Monitoring Splunk

Splunk performance problems

jambajuice
Communicator

We've got Splunk running on a Windows 2003 R2 x64 server with 8 GB of memory, and two dual-core 3.0 GHz processors.

Our Splunk installation is split between two drives. The application files and the hot index for the defaultdb are running on a SSD installed in the server. All of the other indexes and the warm/cold defaultdb indexes exist on an iSCSI SAN. Those indexes are running on 7200 RPM SATA disks. Those indexes are about 600 GB in size.

Several of these indexes are part of the default search indexes as defined in the authorize.conf file.

The performance of the Splunk GUI is terrible. It can take up to two minutes to login or switch between applications. Since all of the GUI and executable files are running off an SSD, I'd expect the performance to be screaming. But it isn't.

Using perfmon, the CPU and memory on the machine are hardly taxed at all. I do notice that when I switch between applications in Splunk there is a large, sustained spike in % Disk Time for the iSCSI network.

If I want Splunk to take advantage of the performance of the SSD, what is the best way to carve up my indexes so the performance of the whole app isn't bogged down by the iSCSI/SATA disks?

Thx.

Tags (1)

Dan
Splunk Employee
Splunk Employee

What do the data inputs look like? Do you happen to have a lot of WMI queries set up for remote collections?

gkanapathy
Splunk Employee
Splunk Employee

I assume that you really mean that you have:

  • SSD: Splunk home directory, including etc and var; hot and warm for defaultdb
  • Spinning disk: cold for defaultdb; all other indexes

It would be helpful to know where your OS and OS page file are located. I assume the OS is probably on the SSD, but do not know about the page file.

It would also help to know the complete index configuration specifically of defaultdb and what, e.g., the number of buckets and bucket sizes are.

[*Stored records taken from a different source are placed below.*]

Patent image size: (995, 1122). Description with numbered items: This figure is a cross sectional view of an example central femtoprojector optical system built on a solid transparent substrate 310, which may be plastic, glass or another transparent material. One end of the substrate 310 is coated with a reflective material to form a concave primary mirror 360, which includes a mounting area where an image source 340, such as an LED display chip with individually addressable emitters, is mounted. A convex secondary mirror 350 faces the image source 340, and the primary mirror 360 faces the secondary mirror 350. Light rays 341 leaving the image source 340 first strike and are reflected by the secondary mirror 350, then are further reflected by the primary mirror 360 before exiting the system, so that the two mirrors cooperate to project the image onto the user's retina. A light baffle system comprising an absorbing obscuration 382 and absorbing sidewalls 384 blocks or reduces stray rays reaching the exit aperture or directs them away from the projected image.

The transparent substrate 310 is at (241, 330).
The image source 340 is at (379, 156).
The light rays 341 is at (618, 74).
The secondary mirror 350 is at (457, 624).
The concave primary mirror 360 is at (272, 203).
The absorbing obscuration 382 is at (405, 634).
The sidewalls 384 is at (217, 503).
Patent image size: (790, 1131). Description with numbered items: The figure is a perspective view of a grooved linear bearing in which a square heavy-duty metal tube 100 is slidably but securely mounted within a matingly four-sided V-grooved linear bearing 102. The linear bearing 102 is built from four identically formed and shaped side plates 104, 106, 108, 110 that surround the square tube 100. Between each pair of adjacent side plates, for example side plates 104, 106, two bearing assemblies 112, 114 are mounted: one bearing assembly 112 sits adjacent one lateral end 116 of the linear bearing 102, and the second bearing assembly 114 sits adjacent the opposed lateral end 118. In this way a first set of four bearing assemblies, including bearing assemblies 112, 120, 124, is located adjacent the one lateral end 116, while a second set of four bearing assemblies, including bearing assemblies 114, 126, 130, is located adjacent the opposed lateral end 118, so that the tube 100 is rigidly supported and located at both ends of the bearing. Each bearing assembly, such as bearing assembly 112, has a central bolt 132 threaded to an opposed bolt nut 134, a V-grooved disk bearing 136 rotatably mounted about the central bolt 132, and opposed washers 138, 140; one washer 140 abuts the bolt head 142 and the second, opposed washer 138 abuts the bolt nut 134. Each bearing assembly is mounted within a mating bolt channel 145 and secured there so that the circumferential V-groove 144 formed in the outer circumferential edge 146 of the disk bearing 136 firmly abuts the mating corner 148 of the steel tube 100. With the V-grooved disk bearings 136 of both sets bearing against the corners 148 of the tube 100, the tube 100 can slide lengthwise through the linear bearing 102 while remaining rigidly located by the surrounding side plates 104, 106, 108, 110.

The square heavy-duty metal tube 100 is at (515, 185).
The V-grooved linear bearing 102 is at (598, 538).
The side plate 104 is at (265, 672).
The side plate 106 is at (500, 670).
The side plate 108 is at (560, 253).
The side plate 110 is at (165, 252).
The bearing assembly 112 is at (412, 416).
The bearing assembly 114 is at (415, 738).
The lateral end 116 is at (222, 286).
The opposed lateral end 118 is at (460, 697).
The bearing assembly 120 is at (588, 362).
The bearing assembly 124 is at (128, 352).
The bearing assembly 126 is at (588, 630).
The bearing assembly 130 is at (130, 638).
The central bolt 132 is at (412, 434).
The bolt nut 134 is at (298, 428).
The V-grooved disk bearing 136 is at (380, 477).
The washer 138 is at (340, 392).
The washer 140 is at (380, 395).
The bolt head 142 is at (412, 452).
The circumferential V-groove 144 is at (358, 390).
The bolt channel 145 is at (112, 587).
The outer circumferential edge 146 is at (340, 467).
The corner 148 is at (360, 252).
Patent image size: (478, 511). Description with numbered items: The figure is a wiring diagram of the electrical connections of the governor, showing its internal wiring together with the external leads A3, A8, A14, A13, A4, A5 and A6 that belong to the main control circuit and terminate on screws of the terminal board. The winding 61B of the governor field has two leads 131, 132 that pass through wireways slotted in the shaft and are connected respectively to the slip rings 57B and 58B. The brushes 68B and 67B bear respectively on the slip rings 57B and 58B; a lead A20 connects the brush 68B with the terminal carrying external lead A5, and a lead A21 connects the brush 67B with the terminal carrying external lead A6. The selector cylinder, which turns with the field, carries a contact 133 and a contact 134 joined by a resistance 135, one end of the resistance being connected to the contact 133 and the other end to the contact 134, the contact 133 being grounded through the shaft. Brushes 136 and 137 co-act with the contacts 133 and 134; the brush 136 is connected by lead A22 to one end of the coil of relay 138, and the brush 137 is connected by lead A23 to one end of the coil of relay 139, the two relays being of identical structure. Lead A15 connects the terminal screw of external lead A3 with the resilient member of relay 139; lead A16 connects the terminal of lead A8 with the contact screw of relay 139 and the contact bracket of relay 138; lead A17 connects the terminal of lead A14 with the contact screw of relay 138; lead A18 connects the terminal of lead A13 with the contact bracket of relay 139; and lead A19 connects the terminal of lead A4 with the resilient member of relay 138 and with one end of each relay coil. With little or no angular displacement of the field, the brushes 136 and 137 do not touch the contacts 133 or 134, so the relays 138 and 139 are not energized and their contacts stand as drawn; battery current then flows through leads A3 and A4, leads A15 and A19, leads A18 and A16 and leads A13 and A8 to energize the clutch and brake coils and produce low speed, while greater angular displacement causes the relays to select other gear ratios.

SSD realistically won't provide significant performance gains at runtime for the OS and Splunk executables, since those will in all likelihood be served from RAM.

For write-intensive applications, most SSDs are slower than conventional hard disks. Splunk's var directory and the hot/warm volume is very write-intensive, with a mix of sequential and random writes. I also suspect that under Windows 2003, it would be a bad idea to have the page file on SSD.

balbano
Contributor

Try to check this link out if you haven't yet. I haven't tried testing a splunk instance on Windows yet (all Linux)... but hopefully this will push you to some answers.

http://www.splunk.com/base/Documentation/latest/Installation/CapacityplanningforalargerSplunkdeploym...

I guess it all comes down to how much your daily indexing quota might be. Also not sure if you are running this one instance to serve both as a web server and an indexer.

That might be an issue with you current specs. While you meet the minimals, bigger is always better depending on the amount of data you index and the amount of searching you will need to be doing.

Let me know if this answers your question.